The progress is largely attributed to the provision of essential planting materials. Through collaboration with TIMB, merchants distributed 291 tonnes of maize seed, 2,5 tonnes of sorghum, 67 kg of tomato seed, 67 kg of onion seed and 67 kg of carrot seed to farmers during the current farming season.
To further support farmers, the TIMB conducted training on agronomic practices and capacity building for 63 farmers in 2024. The target for 2025 is to train 500 farmers. Additionally, the TIMB conducted a pilot study on seedless watermelon production in Mutorashanga.
Regarding value addition, aiming to increase tobacco beneficiation, including cut rag and cigarette production, from 2 percent of total tobacco produced to 30 percent by 2025, and boost cigarette exports, a 10,2 percent target was achieved in 2024. This figure could have been higher.
However, due to operational issues at a leading cigarette producer, the output halved to 4,4 billion sticks.
The report notes that total installed cigarette capacity is 16 billion sticks per year, but utilisation is only about 27 percent. Concerning cut rag installed capacity, local potential is 30,4 million kg, but utilisation remains at just 24 percent. The report emphasized the need for incentives for specific local beneficiation value chains and the creation of support industries for cigarette manufacturing materials to reduce imports. It also recommended partnerships in manufacturing for potential markets via toll cigarette manufacturing and Government involvement through lines of credit to support the cigarette manufacturing industry.

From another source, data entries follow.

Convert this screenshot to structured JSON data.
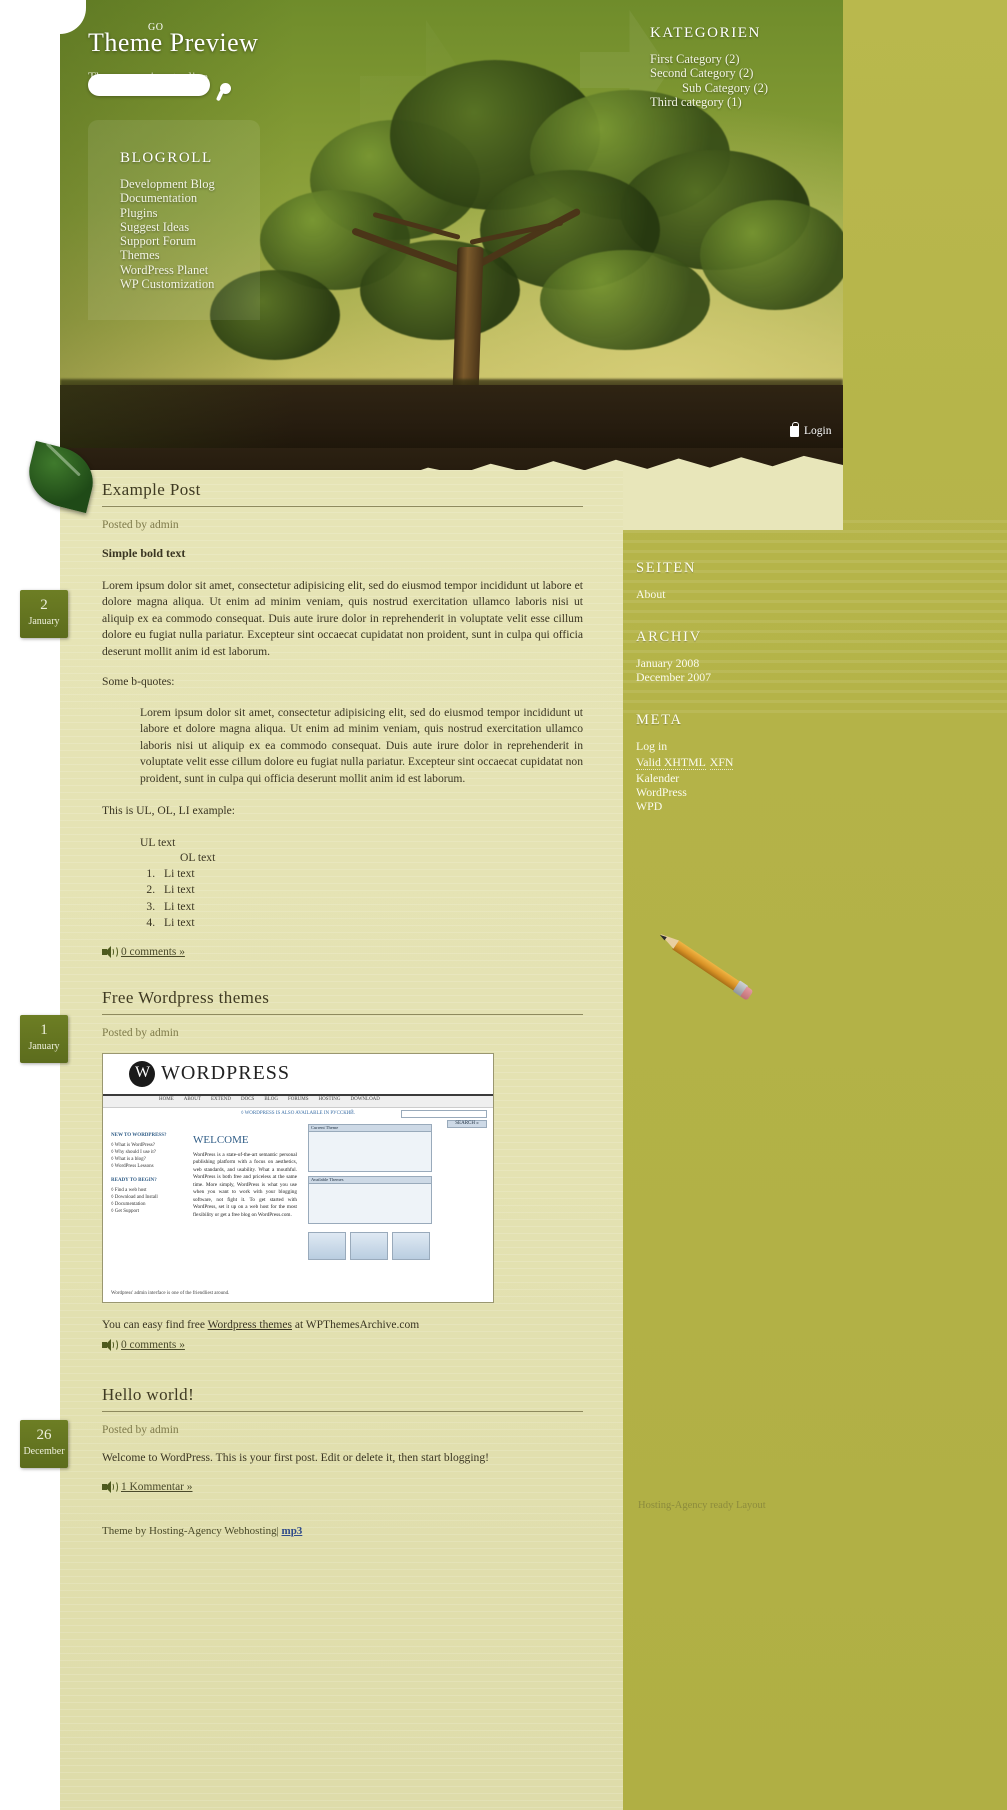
{
  "header": {
    "site_title": "Theme Preview",
    "tagline": "Theme preview tagline",
    "search_placeholder": "",
    "search_value": "",
    "go_label": "GO",
    "login_label": "Login"
  },
  "blogroll": {
    "title": "BLOGROLL",
    "items": [
      "Development Blog",
      "Documentation",
      "Plugins",
      "Suggest Ideas",
      "Support Forum",
      "Themes",
      "WordPress Planet",
      "WP Customization"
    ]
  },
  "categories": {
    "title": "KATEGORIEN",
    "items": [
      {
        "label": "First Category (2)",
        "sub": false
      },
      {
        "label": "Second Category (2)",
        "sub": false
      },
      {
        "label": "Sub Category (2)",
        "sub": true
      },
      {
        "label": "Third category (1)",
        "sub": false
      }
    ]
  },
  "posts": [
    {
      "title": "Example Post",
      "meta": "Posted by admin",
      "date_day": "2",
      "date_month": "January",
      "bold_text": "Simple bold text",
      "para1": "Lorem ipsum dolor sit amet, consectetur adipisicing elit, sed do eiusmod tempor incididunt ut labore et dolore magna aliqua. Ut enim ad minim veniam, quis nostrud exercitation ullamco laboris nisi ut aliquip ex ea commodo consequat. Duis aute irure dolor in reprehenderit in voluptate velit esse cillum dolore eu fugiat nulla pariatur. Excepteur sint occaecat cupidatat non proident, sunt in culpa qui officia deserunt mollit anim id est laborum.",
      "para2": "Some b-quotes:",
      "blockquote": "Lorem ipsum dolor sit amet, consectetur adipisicing elit, sed do eiusmod tempor incididunt ut labore et dolore magna aliqua. Ut enim ad minim veniam, quis nostrud exercitation ullamco laboris nisi ut aliquip ex ea commodo consequat. Duis aute irure dolor in reprehenderit in voluptate velit esse cillum dolore eu fugiat nulla pariatur. Excepteur sint occaecat cupidatat non proident, sunt in culpa qui officia deserunt mollit anim id est laborum.",
      "para3": "This is UL, OL, LI example:",
      "ul_text": "UL text",
      "ol_text": "OL text",
      "li_items": [
        "Li text",
        "Li text",
        "Li text",
        "Li text"
      ],
      "comments": "0 comments »"
    },
    {
      "title": "Free Wordpress themes",
      "meta": "Posted by admin",
      "date_day": "1",
      "date_month": "January",
      "caption_pre": "You can easy find free ",
      "caption_link": "Wordpress themes",
      "caption_post": " at WPThemesArchive.com",
      "comments": "0 comments »",
      "screenshot": {
        "brand": "WORDPRESS",
        "nav": [
          "HOME",
          "ABOUT",
          "EXTEND",
          "DOCS",
          "BLOG",
          "FORUMS",
          "HOSTING",
          "DOWNLOAD"
        ],
        "notice": "◊ WORDPRESS IS ALSO AVAILABLE IN РУССКИЙ.",
        "search_button": "SEARCH »",
        "welcome": "WELCOME",
        "left_col_title": "NEW TO WORDPRESS?",
        "left_col_items": [
          "◊ What is WordPress?",
          "◊ Why should I use it?",
          "◊ What is a blog?",
          "◊ WordPress Lessons"
        ],
        "left_col_title2": "READY TO BEGIN?",
        "left_col_items2": [
          "◊ Find a web host",
          "◊ Download and Install",
          "◊ Documentation",
          "◊ Get Support"
        ],
        "body_text": "WordPress is a state-of-the-art semantic personal publishing platform with a focus on aesthetics, web standards, and usability. What a mouthful. WordPress is both free and priceless at the same time.  More simply, WordPress is what you use when you want to work with your blogging software, not fight it.  To get started with WordPress, set it up on a web host for the most flexibility or get a free blog on WordPress.com.",
        "panel_title": "Current Theme",
        "panel_title2": "Available Themes",
        "caption": "Wordpress' admin interface is one of the friendliest around."
      }
    },
    {
      "title": "Hello world!",
      "meta": "Posted by admin",
      "date_day": "26",
      "date_month": "December",
      "para1": "Welcome to WordPress. This is your first post. Edit or delete it, then start blogging!",
      "comments": "1 Kommentar »"
    }
  ],
  "sidebar": {
    "widgets": [
      {
        "title": "SEITEN",
        "items": [
          {
            "label": "About",
            "dotted": false
          }
        ]
      },
      {
        "title": "ARCHIV",
        "items": [
          {
            "label": "January 2008",
            "dotted": false
          },
          {
            "label": "December 2007",
            "dotted": false
          }
        ]
      },
      {
        "title": "META",
        "items": [
          {
            "label": "Log in",
            "dotted": false
          },
          {
            "label": "Valid XHTML",
            "dotted": true
          },
          {
            "label": "XFN",
            "dotted": true
          },
          {
            "label": "Kalender",
            "dotted": false
          },
          {
            "label": "WordPress",
            "dotted": false
          },
          {
            "label": "WPD",
            "dotted": false
          }
        ]
      }
    ]
  },
  "footer": {
    "theme_by": "Theme by Hosting-Agency Webhosting",
    "separator": "| ",
    "link": "mp3",
    "hosting_note": "Hosting-Agency ready Layout"
  }
}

Among major investments in value addition is the Cut Rug’s multi-million tobacco processing consisting of PMD or primary processing machines, and an SMD line for cigarette production.
Tobacco value chain starts with the production of cut rag blends and progresses to cigarette manufacturing.
The country’s primary cut rag producers are Cut Rug Processors, Amadol, and British American Tobacco, while major cigarette manufacturers include BAT, Cut Rug Producers, and Pacific.
A nicotine extraction facility in Harare has been completed and is scheduled for commissioning soon.